Self-Supervised Graph Embedding Clustering

Fangfang Li,Quanxue Gao,Cheng Deng,Wei Xia
2024-10-30
Abstract:The K-means one-step dimensionality reduction clustering method has made some progress in addressing the curse of dimensionality in clustering tasks. However, it combines the K-means clustering and dimensionality reduction processes for optimization, leading to limitations in the clustering effect due to the introduced hyperparameters and the initialization of clustering centers. Moreover, maintaining class balance during clustering remains challenging. To overcome these issues, we propose a unified framework that integrates manifold learning with K-means, resulting in the self-supervised graph embedding framework. Specifically, we establish a connection between K-means and the manifold structure, allowing us to perform K-means without explicitly defining centroids. Additionally, we use this centroid-free K-means to generate labels in low-dimensional space and subsequently utilize the label information to determine the similarity between samples. This approach ensures consistency between the manifold structure and the labels. Our model effectively achieves one-step clustering without the need for redundant balancing hyperparameters. Notably, we have discovered that maximizing the $\ell_{2,1}$-norm naturally maintains class balance during clustering, a result that we have theoretically proven. Finally, experiments on multiple datasets demonstrate that the clustering results of Our-LPP and Our-MFA exhibit excellent and reliable performance.
Machine Learning
What problem does this paper attempt to address?
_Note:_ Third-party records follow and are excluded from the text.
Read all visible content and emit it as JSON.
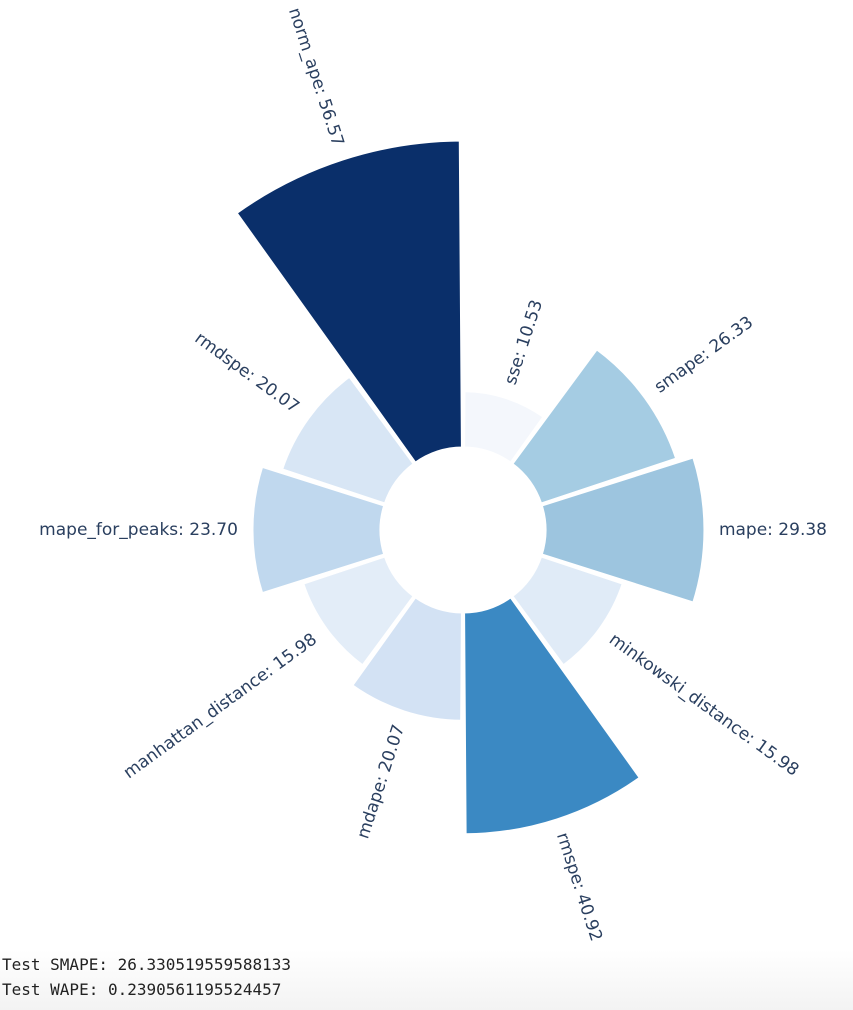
{
  "chart_data": {
    "type": "barpolar",
    "colorscale": "Blues",
    "categories": [
      "sse",
      "smape",
      "mape",
      "minkowski_distance",
      "rmspe",
      "mdape",
      "manhattan_distance",
      "mape_for_peaks",
      "rmdspe",
      "norm_ape"
    ],
    "values": [
      10.53,
      26.33,
      29.38,
      15.98,
      40.92,
      20.07,
      15.98,
      23.7,
      20.07,
      56.57
    ],
    "labels": [
      "sse: 10.53",
      "smape: 26.33",
      "mape: 29.38",
      "minkowski_distance: 15.98",
      "rmspe: 40.92",
      "mdape: 20.07",
      "manhattan_distance: 15.98",
      "mape_for_peaks: 23.70",
      "rmdspe: 20.07",
      "norm_ape: 56.57"
    ],
    "colors": [
      "#f4f7fc",
      "#a5cce3",
      "#9dc5df",
      "#e0ebf7",
      "#3b89c3",
      "#d3e2f4",
      "#e3edf8",
      "#c0d8ee",
      "#d8e6f5",
      "#0a2f6a"
    ],
    "hole": 0.25
  },
  "output": {
    "lines": [
      "Test SMAPE: 26.330519559588133",
      "Test WAPE: 0.2390561195524457"
    ]
  }
}
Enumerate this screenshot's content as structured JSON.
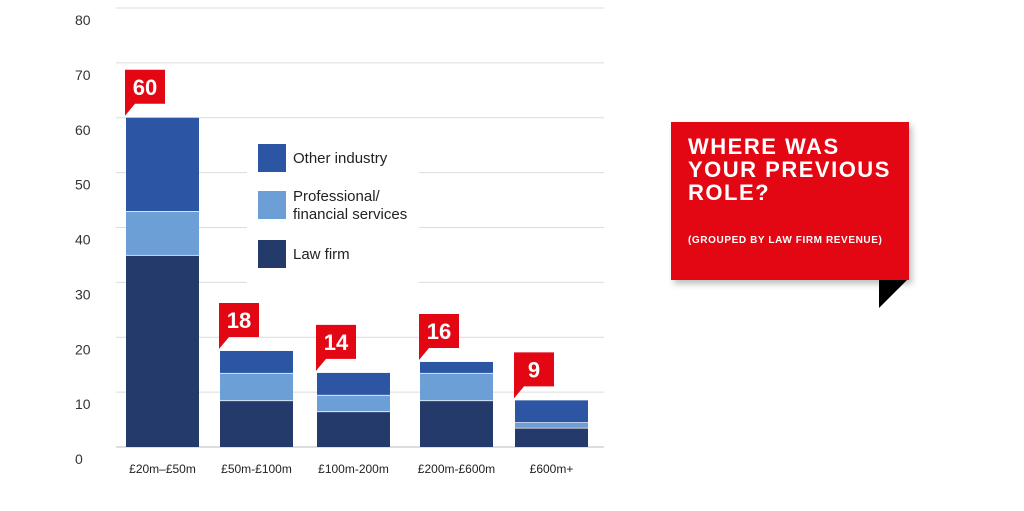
{
  "chart_data": {
    "type": "bar",
    "stacked": true,
    "categories": [
      "£20m–£50m",
      "£50m-£100m",
      "£100m-200m",
      "£200m-£600m",
      "£600m+"
    ],
    "series": [
      {
        "name": "Law firm",
        "values": [
          35,
          8.5,
          6.5,
          8.5,
          3.5
        ],
        "color": "#243a6b"
      },
      {
        "name": "Professional/\nfinancial services",
        "values": [
          8,
          5,
          3,
          5,
          1
        ],
        "color": "#6b9fd6"
      },
      {
        "name": "Other industry",
        "values": [
          17,
          4,
          4,
          2,
          4
        ],
        "color": "#2c56a3"
      }
    ],
    "totals": [
      60,
      18,
      14,
      16,
      9
    ],
    "total_label_color": "#e30613",
    "ylim": [
      0,
      80
    ],
    "yticks": [
      0,
      10,
      20,
      30,
      40,
      50,
      60,
      70,
      80
    ],
    "grid": true,
    "legend_order": [
      "Other industry",
      "Professional/\nfinancial services",
      "Law firm"
    ],
    "legend_placement": "inside-top-center",
    "title": "WHERE WAS YOUR PREVIOUS ROLE?",
    "subtitle": "(GROUPED BY LAW FIRM REVENUE)",
    "xlabel": "",
    "ylabel": ""
  }
}
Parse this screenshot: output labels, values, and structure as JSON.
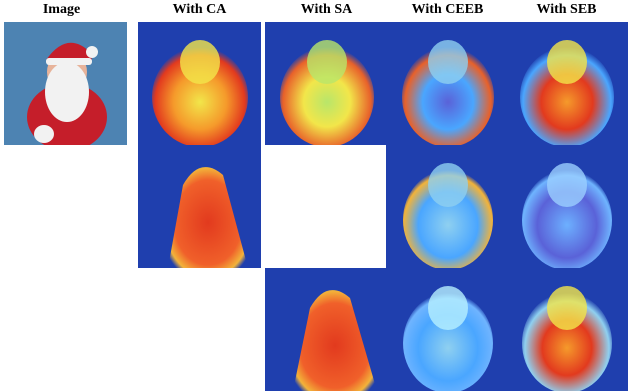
{
  "headers": {
    "image": "Image",
    "ca": "With CA",
    "sa": "With SA",
    "ceeb": "With CEEB",
    "seb": "With SEB"
  },
  "palette": {
    "heat_bg": "#1f3fae",
    "heat_low": "#4aa6ff",
    "heat_mid": "#f2e64a",
    "heat_high": "#e23a1e",
    "photo_bg": "#4d83b2",
    "suit_red": "#c51e2a",
    "beard_white": "#f2f2f2",
    "skin": "#e7b39a"
  },
  "grid": {
    "rows": [
      [
        "photo",
        "heat",
        "heat",
        "heat",
        "heat"
      ],
      [
        "empty",
        "heat",
        "blank",
        "heat",
        "heat"
      ],
      [
        "empty",
        "empty",
        "heat",
        "heat",
        "heat"
      ]
    ]
  }
}
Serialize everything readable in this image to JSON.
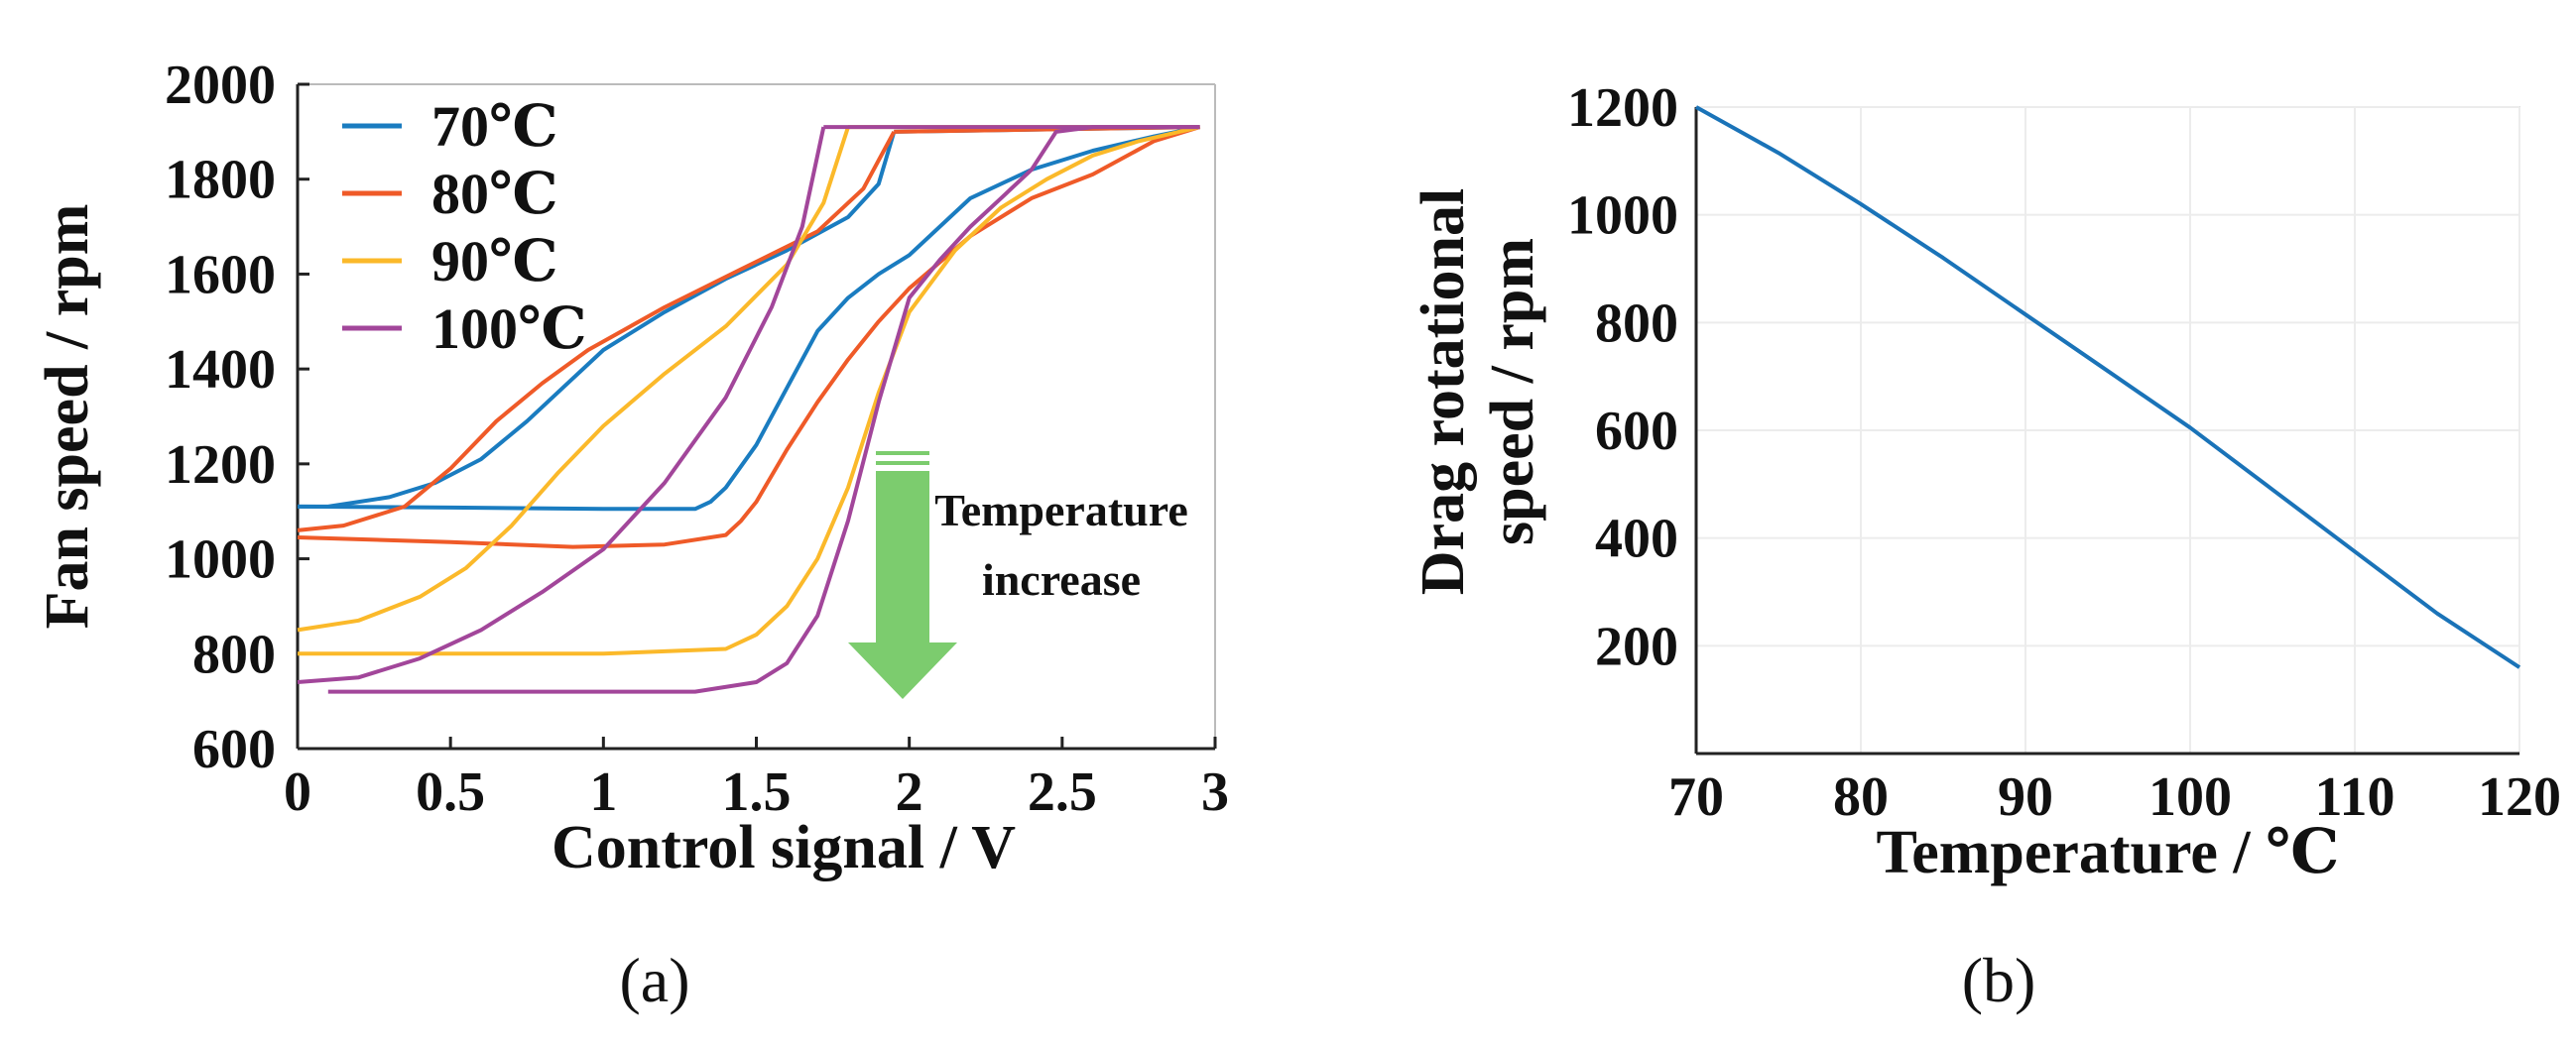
{
  "chart_data": [
    {
      "panel": "(a)",
      "type": "line",
      "xlabel": "Control signal / V",
      "ylabel": "Fan speed / rpm",
      "xlim": [
        0,
        3
      ],
      "ylim": [
        600,
        2000
      ],
      "xticks": [
        0,
        0.5,
        1,
        1.5,
        2,
        2.5,
        3
      ],
      "xtick_labels": [
        "0",
        "0.5",
        "1",
        "1.5",
        "2",
        "2.5",
        "3"
      ],
      "yticks": [
        600,
        800,
        1000,
        1200,
        1400,
        1600,
        1800,
        2000
      ],
      "ytick_labels": [
        "600",
        "800",
        "1000",
        "1200",
        "1400",
        "1600",
        "1800",
        "2000"
      ],
      "legend_position": "top-left",
      "annotation": {
        "text_line1": "Temperature",
        "text_line2": "increase",
        "arrow": "down",
        "color": "#7ccc6e"
      },
      "series": [
        {
          "name": "70℃",
          "color": "#1a7cc0",
          "x": [
            0,
            0.1,
            0.3,
            0.45,
            0.6,
            0.75,
            0.9,
            1.0,
            1.2,
            1.4,
            1.6,
            1.8,
            1.9,
            1.95
          ],
          "y": [
            1110,
            1110,
            1130,
            1160,
            1210,
            1290,
            1380,
            1440,
            1520,
            1590,
            1650,
            1720,
            1790,
            1900
          ],
          "x_return": [
            2.95,
            2.8,
            2.6,
            2.4,
            2.2,
            2.0,
            1.9,
            1.8,
            1.7,
            1.6,
            1.5,
            1.4,
            1.35,
            1.3,
            1.0,
            0.5,
            0.0
          ],
          "y_return": [
            1910,
            1890,
            1860,
            1820,
            1760,
            1640,
            1600,
            1550,
            1480,
            1360,
            1240,
            1150,
            1120,
            1105,
            1105,
            1108,
            1110
          ]
        },
        {
          "name": "80℃",
          "color": "#ef5a28",
          "x": [
            0,
            0.15,
            0.35,
            0.5,
            0.65,
            0.8,
            0.95,
            1.2,
            1.45,
            1.7,
            1.85,
            1.95
          ],
          "y": [
            1060,
            1070,
            1110,
            1190,
            1290,
            1370,
            1440,
            1530,
            1610,
            1690,
            1780,
            1900
          ],
          "x_return": [
            2.95,
            2.8,
            2.6,
            2.4,
            2.2,
            2.0,
            1.9,
            1.8,
            1.7,
            1.6,
            1.5,
            1.45,
            1.4,
            1.2,
            0.9,
            0.5,
            0.0
          ],
          "y_return": [
            1910,
            1880,
            1810,
            1760,
            1680,
            1570,
            1500,
            1420,
            1330,
            1230,
            1120,
            1080,
            1050,
            1030,
            1025,
            1035,
            1045
          ]
        },
        {
          "name": "90℃",
          "color": "#fbb92a",
          "x": [
            0,
            0.2,
            0.4,
            0.55,
            0.7,
            0.85,
            1.0,
            1.2,
            1.4,
            1.6,
            1.72,
            1.8
          ],
          "y": [
            850,
            870,
            920,
            980,
            1070,
            1180,
            1280,
            1390,
            1490,
            1620,
            1750,
            1910
          ],
          "x_return": [
            2.95,
            2.75,
            2.6,
            2.45,
            2.3,
            2.15,
            2.0,
            1.9,
            1.8,
            1.7,
            1.6,
            1.5,
            1.4,
            1.0,
            0.5,
            0.0
          ],
          "y_return": [
            1910,
            1880,
            1850,
            1800,
            1740,
            1650,
            1520,
            1350,
            1150,
            1000,
            900,
            840,
            810,
            800,
            800,
            800
          ]
        },
        {
          "name": "100℃",
          "color": "#a2469a",
          "x": [
            0,
            0.2,
            0.4,
            0.6,
            0.8,
            1.0,
            1.2,
            1.4,
            1.55,
            1.65,
            1.72
          ],
          "y": [
            740,
            750,
            790,
            850,
            930,
            1020,
            1160,
            1340,
            1530,
            1700,
            1910
          ],
          "x_return": [
            2.95,
            2.6,
            2.48,
            2.4,
            2.3,
            2.2,
            2.1,
            2.0,
            1.9,
            1.8,
            1.7,
            1.6,
            1.5,
            1.3,
            1.0,
            0.5,
            0.1
          ],
          "y_return": [
            1910,
            1910,
            1900,
            1820,
            1760,
            1700,
            1630,
            1550,
            1330,
            1080,
            880,
            780,
            740,
            720,
            720,
            720,
            720
          ]
        }
      ]
    },
    {
      "panel": "(b)",
      "type": "line",
      "xlabel": "Temperature / ℃",
      "ylabel_line1": "Drag rotational",
      "ylabel_line2": "speed / rpm",
      "xlim": [
        70,
        120
      ],
      "ylim": [
        0,
        1200
      ],
      "grid": true,
      "xticks": [
        70,
        80,
        90,
        100,
        110,
        120
      ],
      "xtick_labels": [
        "70",
        "80",
        "90",
        "100",
        "110",
        "120"
      ],
      "yticks": [
        200,
        400,
        600,
        800,
        1000,
        1200
      ],
      "ytick_labels": [
        "200",
        "400",
        "600",
        "800",
        "1000",
        "1200"
      ],
      "series": [
        {
          "name": "Drag rotational speed",
          "color": "#1a73b8",
          "x": [
            70,
            75,
            80,
            85,
            90,
            95,
            100,
            105,
            110,
            115,
            120
          ],
          "y": [
            1200,
            1115,
            1020,
            920,
            815,
            710,
            605,
            490,
            375,
            260,
            160
          ]
        }
      ]
    }
  ]
}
The problem that this paper attempts to solve is the "curse of dimensionality" problem faced when clustering in high - dimensional spaces. Specifically, when traditional clustering algorithms process high - dimensional data, the distances between samples become sparse, making it difficult to identify similarities. In addition, noise and redundant information in high - dimensional data further complicate the clustering process and affect the accuracy of clustering results. To address these problems, the paper proposes a unified framework that combines manifold learning and K - means clustering to form a self - supervised graph embedding framework. The main features of this framework include: 1. **K - means without centroids**: By establishing a connection between K - means and the manifold structure, K - means clustering can be performed without explicitly defining the clustering centers. 2. **Label generation in low - dimensional space**: Use K - means without centroids to generate labels in low - dimensional space, and use this label information to determine the similarity between samples, thereby ensuring the consistency between the manifold structure and the labels. 3. **Natural class balance**: By maximizing the ℓ2,1 norm, the class balance in the clustering process is naturally maintained. This has been verified through theoretical proof. Through experiments on multiple datasets, the paper demonstrates the excellence and reliability of the proposed Our - LPP and Our - MFA methods in clustering effects.